Como Estudar Tecnologia de Aplicação¶
Você provavelmente estuda lendo o material na véspera ou no dia da prova.
Isso é normal, quase todo mundo aprendeu a estudar assim na escola.
O problema é que ler e reler estão, entre todas as técnicas de estudo já testadas, entre as que menos ajudam a reter o conteúdo.
Elas dão a sensação de que você já sabe o assunto, porque o rótulo, a fórmula ou a classificação do produto ficam familiares aos seus olhos.
Reconhecer o nome de uma formulação quando você lê de novo é diferente de saber o que fazer quando essa formulação está na sua mão, num tanque, num dia de vento.
Nesta disciplina eu não pergunto se você lembra o que é uma suspensão concentrada.
Eu pergunto o que você faria diante de um produto formulado como suspensão concentrada, com um alvo biológico específico, um equipamento disponível e uma condição de clima real.
Isso exige um ciclo de raciocínio que se repete em quase toda aula da disciplina: analisar a situação, diagnosticar o que está errado ou insuficiente nela, planejar a operação e recomendar tecnicamente a solução.
Analisar significa levantar os dados relevantes, o produto, a formulação, o alvo, o equipamento disponível, a condição climática do dia.
Diagnosticar significa identificar o que, nessa situação, compromete o resultado, uma incompatibilidade de mistura, um risco de deriva pelo vento, uma ponta inadequada para o alvo.
Planejar significa decidir a operação, a taxa de aplicação, o adjuvante, a ponta, a calibração do pulverizador.
Recomendar significa justificar tecnicamente essa decisão para quem vai executar a aplicação ou para o produtor que vai pagar por ela.
A prova cobra as quatro etapas, não só a última, porque um agrônomo que recomenda sem analisar e sem diagnosticar está apenas repetindo bula.
Dentro desse ciclo, o cálculo é a parte mais concreta e também a mais mal estudada.
Calcular a taxa de aplicação em litros por hectare, conferir o volume de calda efetivamente aplicado numa calibração, relacionar pressão, vazão e tamanho de gota numa ponta de pulverização, isso é habilidade, não é conhecimento de memorização.
Habilidade se aprende do mesmo jeito que se aprende a dirigir ou a fazer uma sutura, com repetição de tentativa e correção de erro, não com leitura da fórmula no material.
Ler a fórmula da taxa de aplicação uma vez e entender a lógica é o começo, não é o fim.
Se você não errou uma conta de calibração pelo menos algumas vezes antes da prova, com dados diferentes dos exemplos do material, é bem provável que trave na hora que a prova mudar um número do exemplo que você decorou.
O que funciona, então, é diferente do que você está acostumado.
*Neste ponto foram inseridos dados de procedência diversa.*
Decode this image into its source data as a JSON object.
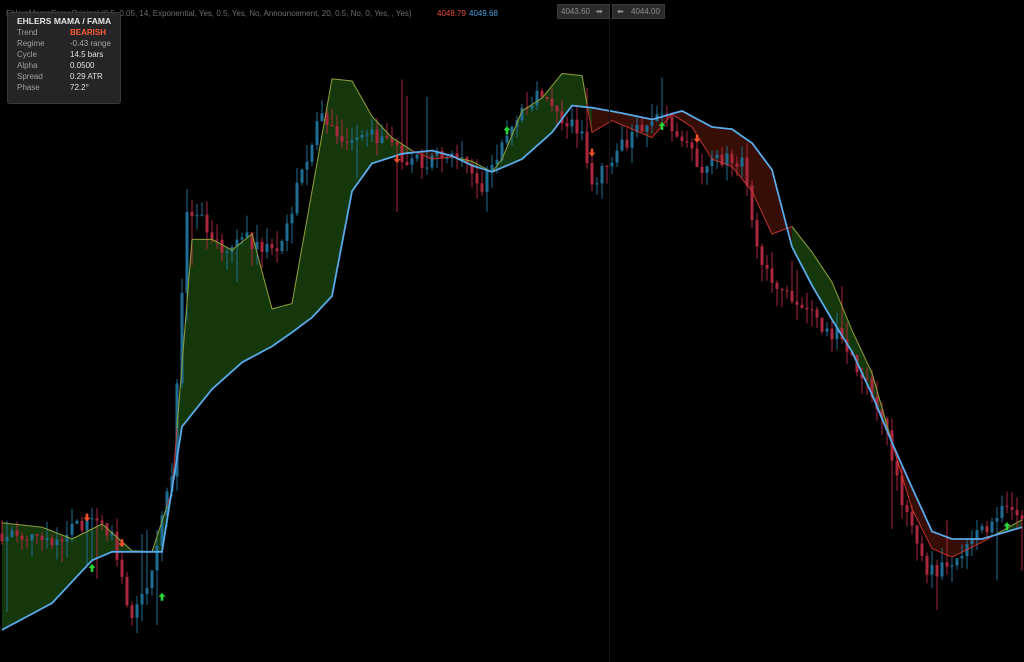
{
  "header": {
    "indicator_params": "EhlersMamaFamaOriginal (0.5, 0.05, 14, Exponential, Yes, 0.5, Yes, No, Announcement, 20, 0.5, No, 0, Yes, , Yes)",
    "value_red": "4048.79",
    "value_blue": "4049.68"
  },
  "price_boxes": {
    "left": {
      "value": "4043.60",
      "arrow": "➡"
    },
    "right": {
      "value": "4044.00",
      "arrow": "⬅"
    }
  },
  "info_panel": {
    "title": "EHLERS MAMA / FAMA",
    "rows": [
      {
        "label": "Trend",
        "value": "BEARISH"
      },
      {
        "label": "Regime",
        "value": "-0.43  range"
      },
      {
        "label": "Cycle",
        "value": "14.5 bars"
      },
      {
        "label": "Alpha",
        "value": "0.0500"
      },
      {
        "label": "Spread",
        "value": "0.29 ATR"
      },
      {
        "label": "Phase",
        "value": "72.2°"
      }
    ]
  },
  "colors": {
    "background": "#000000",
    "bull_candle": "#1f6d93",
    "bear_candle": "#a9283e",
    "mama_line": "#5aa9e8",
    "fama_line": "#d93a32",
    "bull_band_fill": "#163a0d",
    "bull_band_edge": "#6fba3c",
    "bear_band_fill": "#3a0f06",
    "buy_arrow": "#27d63a",
    "sell_arrow": "#f0502d"
  },
  "chart_data": {
    "type": "candlestick",
    "title": "",
    "y_range": [
      4000,
      4060
    ],
    "grid": false,
    "legend": "none",
    "num_bars": 205,
    "segments": [
      [
        0,
        4012.0
      ],
      [
        10,
        4011.5
      ],
      [
        18,
        4013.3
      ],
      [
        22,
        4011.5
      ],
      [
        26,
        4004.0
      ],
      [
        30,
        4008.6
      ],
      [
        34,
        4017.5
      ],
      [
        37,
        4042.0
      ],
      [
        40,
        4041.5
      ],
      [
        44,
        4038.0
      ],
      [
        48,
        4040.0
      ],
      [
        52,
        4038.4
      ],
      [
        56,
        4039.0
      ],
      [
        60,
        4046.0
      ],
      [
        64,
        4051.5
      ],
      [
        68,
        4048.5
      ],
      [
        72,
        4049.5
      ],
      [
        76,
        4048.9
      ],
      [
        80,
        4047.3
      ],
      [
        84,
        4046.7
      ],
      [
        88,
        4047.2
      ],
      [
        92,
        4047.6
      ],
      [
        96,
        4044.3
      ],
      [
        100,
        4048.5
      ],
      [
        104,
        4052.0
      ],
      [
        108,
        4053.0
      ],
      [
        112,
        4051.0
      ],
      [
        116,
        4049.1
      ],
      [
        118,
        4044.3
      ],
      [
        120,
        4046.2
      ],
      [
        124,
        4048.3
      ],
      [
        128,
        4050.0
      ],
      [
        132,
        4051.0
      ],
      [
        135,
        4049.7
      ],
      [
        140,
        4046.0
      ],
      [
        144,
        4047.0
      ],
      [
        148,
        4046.5
      ],
      [
        152,
        4037.0
      ],
      [
        156,
        4035.0
      ],
      [
        160,
        4033.4
      ],
      [
        164,
        4031.2
      ],
      [
        168,
        4030.3
      ],
      [
        172,
        4026.7
      ],
      [
        176,
        4023.3
      ],
      [
        178,
        4018.9
      ],
      [
        181,
        4013.5
      ],
      [
        185,
        4008.3
      ],
      [
        190,
        4009.0
      ],
      [
        195,
        4012.0
      ],
      [
        200,
        4014.0
      ],
      [
        204,
        4013.3
      ]
    ],
    "mama": [
      [
        0,
        4003.0
      ],
      [
        10,
        4005.5
      ],
      [
        18,
        4009.5
      ],
      [
        22,
        4010.3
      ],
      [
        26,
        4010.3
      ],
      [
        32,
        4010.3
      ],
      [
        36,
        4022.0
      ],
      [
        42,
        4025.5
      ],
      [
        48,
        4028.0
      ],
      [
        54,
        4029.5
      ],
      [
        58,
        4030.8
      ],
      [
        62,
        4032.2
      ],
      [
        66,
        4034.2
      ],
      [
        70,
        4044.0
      ],
      [
        74,
        4046.6
      ],
      [
        80,
        4047.5
      ],
      [
        86,
        4047.8
      ],
      [
        90,
        4047.3
      ],
      [
        94,
        4046.4
      ],
      [
        98,
        4045.8
      ],
      [
        104,
        4047.0
      ],
      [
        110,
        4049.5
      ],
      [
        114,
        4052.0
      ],
      [
        118,
        4051.8
      ],
      [
        124,
        4051.3
      ],
      [
        130,
        4050.7
      ],
      [
        136,
        4051.5
      ],
      [
        142,
        4050.0
      ],
      [
        146,
        4049.8
      ],
      [
        150,
        4048.5
      ],
      [
        154,
        4046.0
      ],
      [
        158,
        4038.8
      ],
      [
        162,
        4035.2
      ],
      [
        166,
        4032.0
      ],
      [
        170,
        4029.0
      ],
      [
        174,
        4025.0
      ],
      [
        178,
        4020.5
      ],
      [
        182,
        4016.3
      ],
      [
        186,
        4012.2
      ],
      [
        190,
        4011.5
      ],
      [
        196,
        4011.5
      ],
      [
        204,
        4012.6
      ]
    ],
    "fama": [
      [
        0,
        4013.0
      ],
      [
        8,
        4012.6
      ],
      [
        14,
        4011.5
      ],
      [
        20,
        4012.9
      ],
      [
        26,
        4010.4
      ],
      [
        30,
        4010.3
      ],
      [
        34,
        4016.0
      ],
      [
        38,
        4039.5
      ],
      [
        42,
        4039.5
      ],
      [
        46,
        4038.5
      ],
      [
        50,
        4040.0
      ],
      [
        54,
        4033.0
      ],
      [
        58,
        4033.5
      ],
      [
        62,
        4044.0
      ],
      [
        66,
        4054.5
      ],
      [
        70,
        4054.3
      ],
      [
        74,
        4051.0
      ],
      [
        78,
        4049.0
      ],
      [
        82,
        4047.8
      ],
      [
        86,
        4047.0
      ],
      [
        90,
        4047.2
      ],
      [
        94,
        4046.8
      ],
      [
        98,
        4045.8
      ],
      [
        100,
        4047.0
      ],
      [
        104,
        4051.5
      ],
      [
        108,
        4052.7
      ],
      [
        112,
        4055.0
      ],
      [
        116,
        4054.8
      ],
      [
        118,
        4049.5
      ],
      [
        122,
        4050.6
      ],
      [
        126,
        4049.8
      ],
      [
        130,
        4049.0
      ],
      [
        134,
        4051.2
      ],
      [
        138,
        4050.0
      ],
      [
        142,
        4047.0
      ],
      [
        146,
        4046.3
      ],
      [
        150,
        4044.0
      ],
      [
        154,
        4040.0
      ],
      [
        158,
        4040.7
      ],
      [
        162,
        4038.3
      ],
      [
        166,
        4035.5
      ],
      [
        170,
        4031.0
      ],
      [
        174,
        4027.0
      ],
      [
        178,
        4020.5
      ],
      [
        182,
        4014.3
      ],
      [
        186,
        4010.6
      ],
      [
        190,
        4009.8
      ],
      [
        196,
        4011.2
      ],
      [
        204,
        4013.3
      ]
    ],
    "buy_signals": [
      [
        18,
        4008.8
      ],
      [
        32,
        4006.1
      ],
      [
        101,
        4049.7
      ],
      [
        132,
        4050.1
      ],
      [
        201,
        4012.7
      ]
    ],
    "sell_signals": [
      [
        17,
        4013.5
      ],
      [
        24,
        4011.1
      ],
      [
        79,
        4047.0
      ],
      [
        118,
        4047.6
      ],
      [
        139,
        4048.9
      ]
    ]
  }
}
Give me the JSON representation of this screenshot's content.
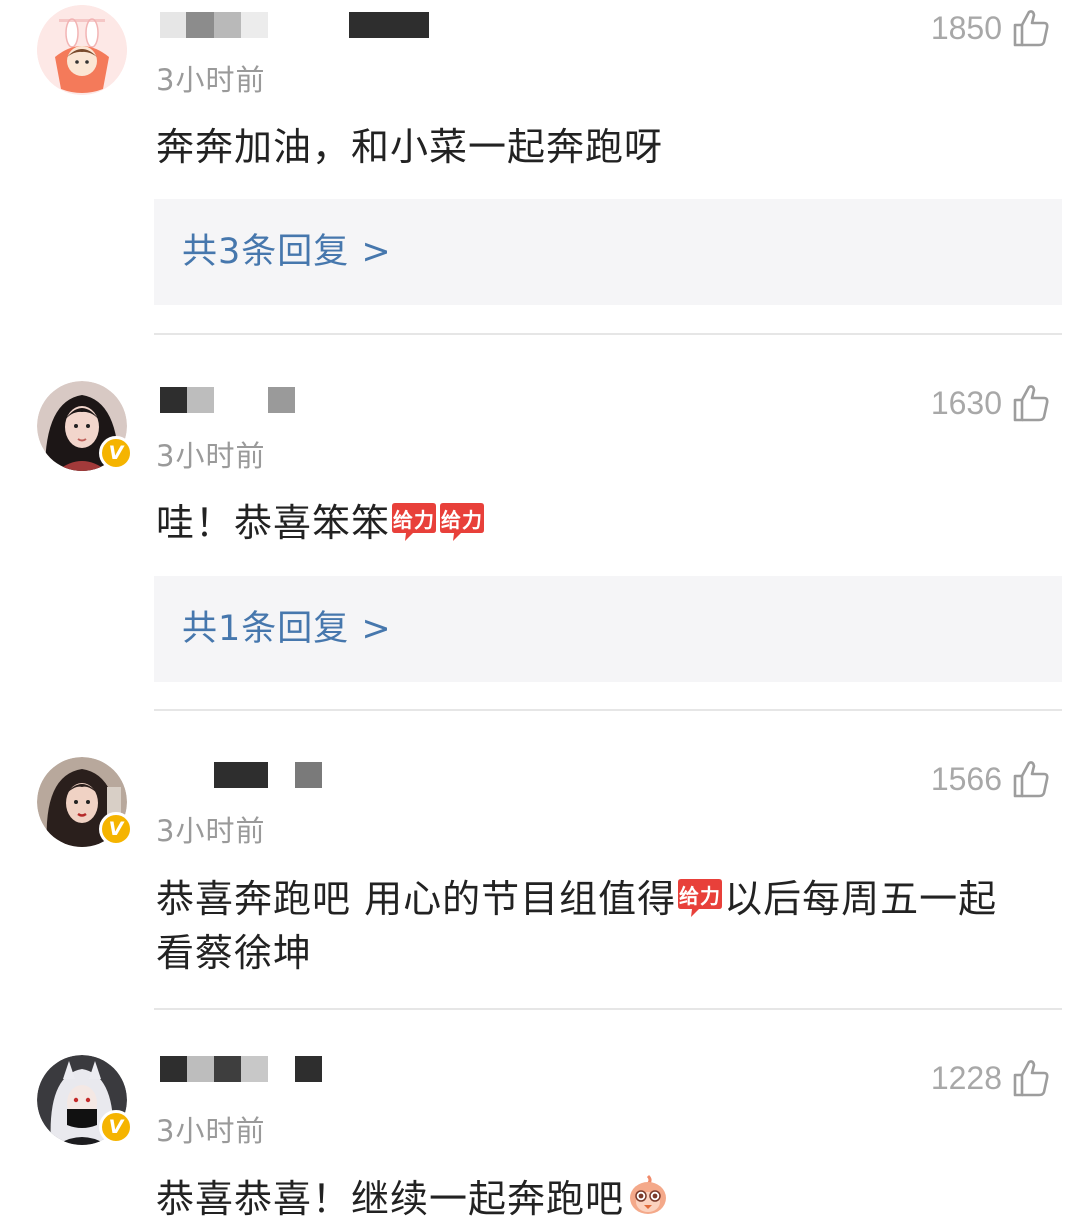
{
  "comments": [
    {
      "time": "3小时前",
      "likes": "1850",
      "text": "奔奔加油，和小菜一起奔跑呀",
      "reply_link": "共3条回复 >",
      "verified": false
    },
    {
      "time": "3小时前",
      "likes": "1630",
      "text": "哇！恭喜笨笨",
      "reply_link": "共1条回复 >",
      "verified": true
    },
    {
      "time": "3小时前",
      "likes": "1566",
      "text_line1_a": "恭喜奔跑吧 用心的节目组值得",
      "text_line1_b": "以后每周五一起",
      "text_line2": "看蔡徐坤",
      "verified": true
    },
    {
      "time": "3小时前",
      "likes": "1228",
      "text": "恭喜恭喜！继续一起奔跑吧",
      "verified": true
    }
  ],
  "emoji": {
    "gift_label": "给力"
  },
  "badge": {
    "verified_label": "V"
  },
  "colors": {
    "link": "#4677ad",
    "reply_bg": "#f5f5f7",
    "time": "#9a9a9a",
    "likes": "#a8a8a8",
    "badge": "#f5b400",
    "emoji_red": "#e8403a"
  },
  "icons": {
    "like": "thumbs-up-outline-icon",
    "verified": "verified-v-badge-icon",
    "emoji_geili": "geili-red-bubble-emoji",
    "emoji_bird": "bird-face-emoji"
  }
}
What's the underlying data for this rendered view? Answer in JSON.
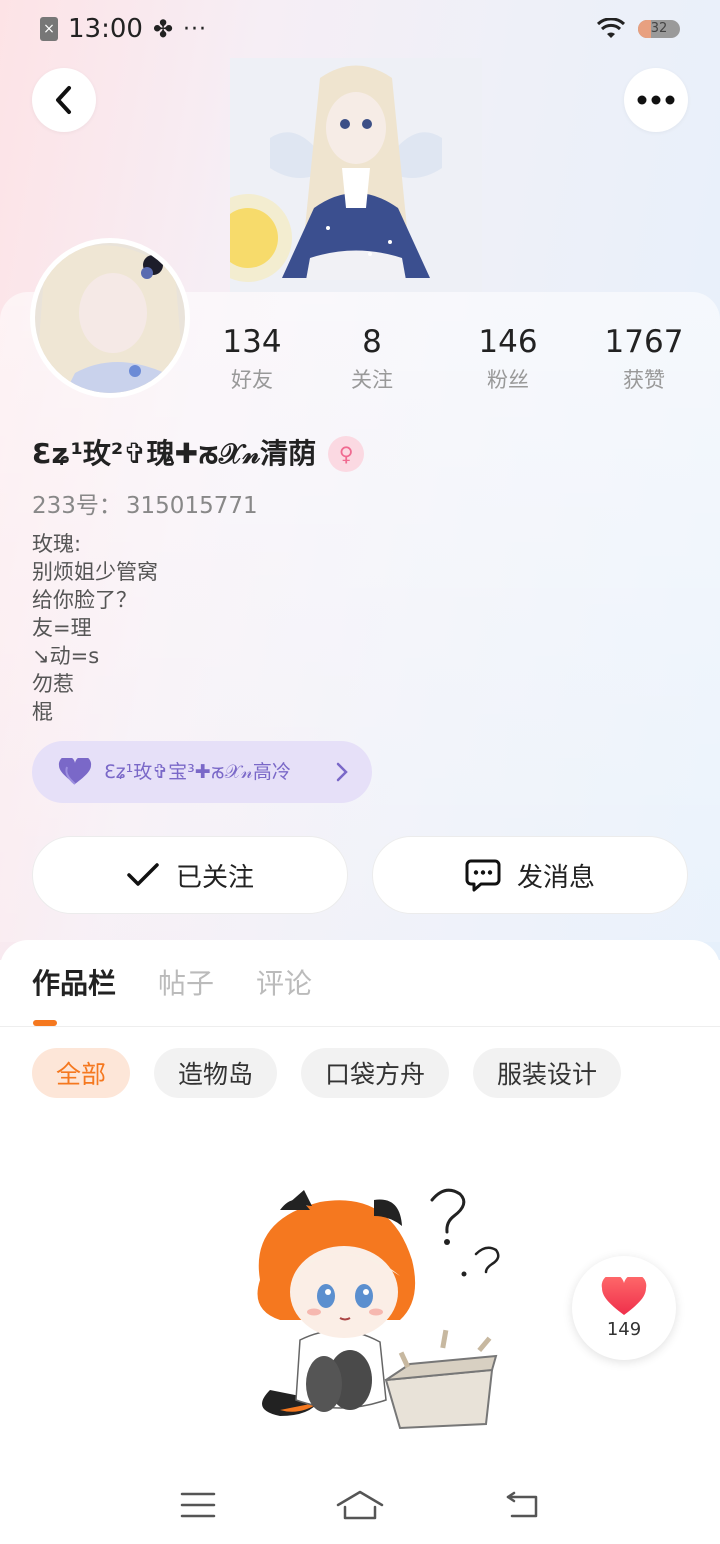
{
  "status_bar": {
    "time": "13:00",
    "more": "···",
    "battery_level": "32"
  },
  "profile": {
    "nickname": "Ɛʑ¹玫²✞瑰✚ᰕ𝒳𝓃清荫",
    "gender_icon": "female-icon",
    "uid_label": "233号：",
    "uid_value": "315015771",
    "bio_lines": [
      "玫瑰:",
      "别烦姐少管窝",
      "给你脸了？",
      "友=理",
      "↘动=s",
      "勿惹",
      "棍"
    ]
  },
  "stats": [
    {
      "value": "134",
      "label": "好友"
    },
    {
      "value": "8",
      "label": "关注"
    },
    {
      "value": "146",
      "label": "粉丝"
    },
    {
      "value": "1767",
      "label": "获赞"
    }
  ],
  "cp_pill": {
    "text": "Ɛʑ¹玫✞宝³✚ᰕ𝒳𝓃高冷",
    "icon": "heart-icon"
  },
  "actions": {
    "follow_label": "已关注",
    "message_label": "发消息"
  },
  "tabs": [
    "作品栏",
    "帖子",
    "评论"
  ],
  "chips": [
    "全部",
    "造物岛",
    "口袋方舟",
    "服装设计"
  ],
  "like_float": {
    "count": "149"
  },
  "colors": {
    "accent": "#f5781f",
    "purple": "#7a68c8",
    "pink": "#f06a90"
  }
}
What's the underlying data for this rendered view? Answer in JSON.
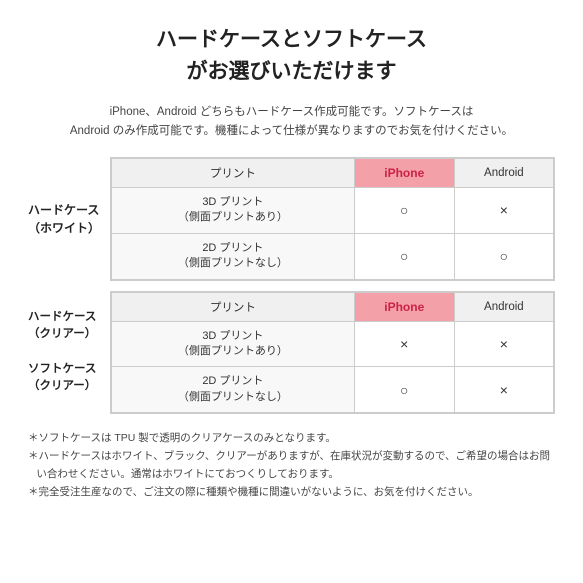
{
  "title_line1": "ハードケースとソフトケース",
  "title_line2": "がお選びいただけます",
  "subtitle": "iPhone、Android どちらもハードケース作成可能です。ソフトケースは\nAndroid のみ作成可能です。機種によって仕様が異なりますのでお気を付けください。",
  "table1": {
    "row_label": "ハードケース\n（ホワイト）",
    "header": [
      "プリント",
      "iPhone",
      "Android"
    ],
    "rows": [
      {
        "label": "3D プリント\n（側面プリントあり）",
        "iphone": "○",
        "android": "×"
      },
      {
        "label": "2D プリント\n（側面プリントなし）",
        "iphone": "○",
        "android": "○"
      }
    ]
  },
  "table2": {
    "row_label": "ハードケース\n（クリアー）\nソフトケース\n（クリアー）",
    "header": [
      "プリント",
      "iPhone",
      "Android"
    ],
    "rows": [
      {
        "label": "3D プリント\n（側面プリントあり）",
        "iphone": "×",
        "android": "×"
      },
      {
        "label": "2D プリント\n（側面プリントなし）",
        "iphone": "○",
        "android": "×"
      }
    ]
  },
  "notes": [
    "＊ソフトケースは TPU 製で透明のクリアケースのみとなります。",
    "＊ハードケースはホワイト、ブラック、クリアーがありますが、在庫状況が変動するので、ご希望の場合はお問い合わせください。通常はホワイトにておつくりしております。",
    "＊完全受注生産なので、ご注文の際に種類や機種に間違いがないように、お気を付けください。"
  ]
}
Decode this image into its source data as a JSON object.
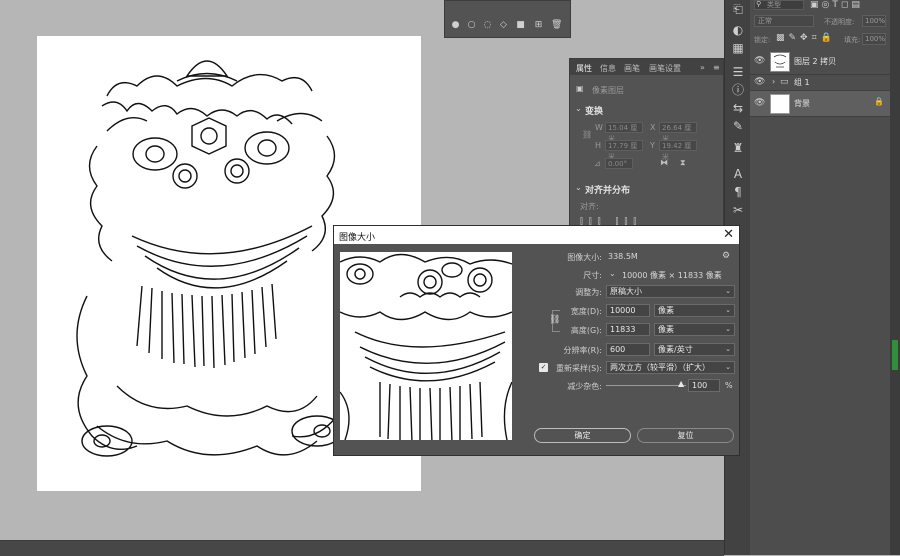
{
  "mini_panel": {
    "icons": [
      "circle-icon",
      "circle-outline-icon",
      "dotted-circle-icon",
      "diamond-icon",
      "square-fill-icon",
      "plus-square-icon",
      "trash-icon"
    ]
  },
  "properties_panel": {
    "tabs": [
      "属性",
      "信息",
      "画笔",
      "画笔设置"
    ],
    "layer_type": "像素图层",
    "transform_title": "变换",
    "w_label": "W",
    "w_value": "15.04 厘米",
    "h_label": "H",
    "h_value": "17.79 厘米",
    "x_label": "X",
    "x_value": "26.64 厘米",
    "y_label": "Y",
    "y_value": "19.42 厘米",
    "angle_value": "0.00°",
    "align_title": "对齐并分布",
    "align_label": "对齐:"
  },
  "layers_panel": {
    "search_placeholder": "类型",
    "blend_mode": "正常",
    "opacity_label": "不透明度:",
    "opacity_value": "100%",
    "lock_label": "锁定:",
    "fill_label": "填充:",
    "fill_value": "100%",
    "layers": [
      {
        "name": "图层 2 拷贝"
      },
      {
        "name": "组 1"
      },
      {
        "name": "背景"
      }
    ]
  },
  "dialog": {
    "title": "图像大小",
    "image_size_label": "图像大小:",
    "image_size_value": "338.5M",
    "dimensions_label": "尺寸:",
    "dimensions_value": "10000 像素 × 11833 像素",
    "fit_to_label": "调整为:",
    "fit_to_value": "原稿大小",
    "width_label": "宽度(D):",
    "width_value": "10000",
    "width_unit": "像素",
    "height_label": "高度(G):",
    "height_value": "11833",
    "height_unit": "像素",
    "resolution_label": "分辨率(R):",
    "resolution_value": "600",
    "resolution_unit": "像素/英寸",
    "resample_label": "重新采样(S):",
    "resample_value": "两次立方（较平滑）（扩大）",
    "noise_label": "减少杂色:",
    "noise_value": "100",
    "noise_unit": "%",
    "ok_label": "确定",
    "reset_label": "复位"
  }
}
Refaça os cálculos de taxa de aplicação e de calibração a partir de dados novos, inventados por você mesmo ou pegos de outra fonte, não só os exemplos já resolvidos no material.
Tente resolver de cabeça, ou no papel, antes de checar a resposta, porque o erro seguido de correção fixa muito mais do que reler a conta pronta.
Espalhe essa prática ao longo da semana, não deixe para a véspera da prova, porque cálculo é habilidade motora de raciocínio, e habilidade motora não se instala num dia só.
Use os casos discutidos em aula, os mesmos que envolvem produtores atendidos pela extensão da universidade, para praticar o ciclo completo, da análise à recomendação, não só o cálculo isolado.
Por fim, uma mudança que não é de método, é de identidade.
Você não está cursando uma disciplina para conseguir a nota e passar para a próxima.
Você está se formando o profissional que vai calibrar, recomendar e assinar tecnicamente uma aplicação que pode salvar ou destruir uma lavoura, e pode adoecer ou proteger quem trabalha nela.
Essa cobrança começa aqui, antes da carteira profissional, porque é aqui que ainda dá tempo de errar sem custar a segurança de ninguém.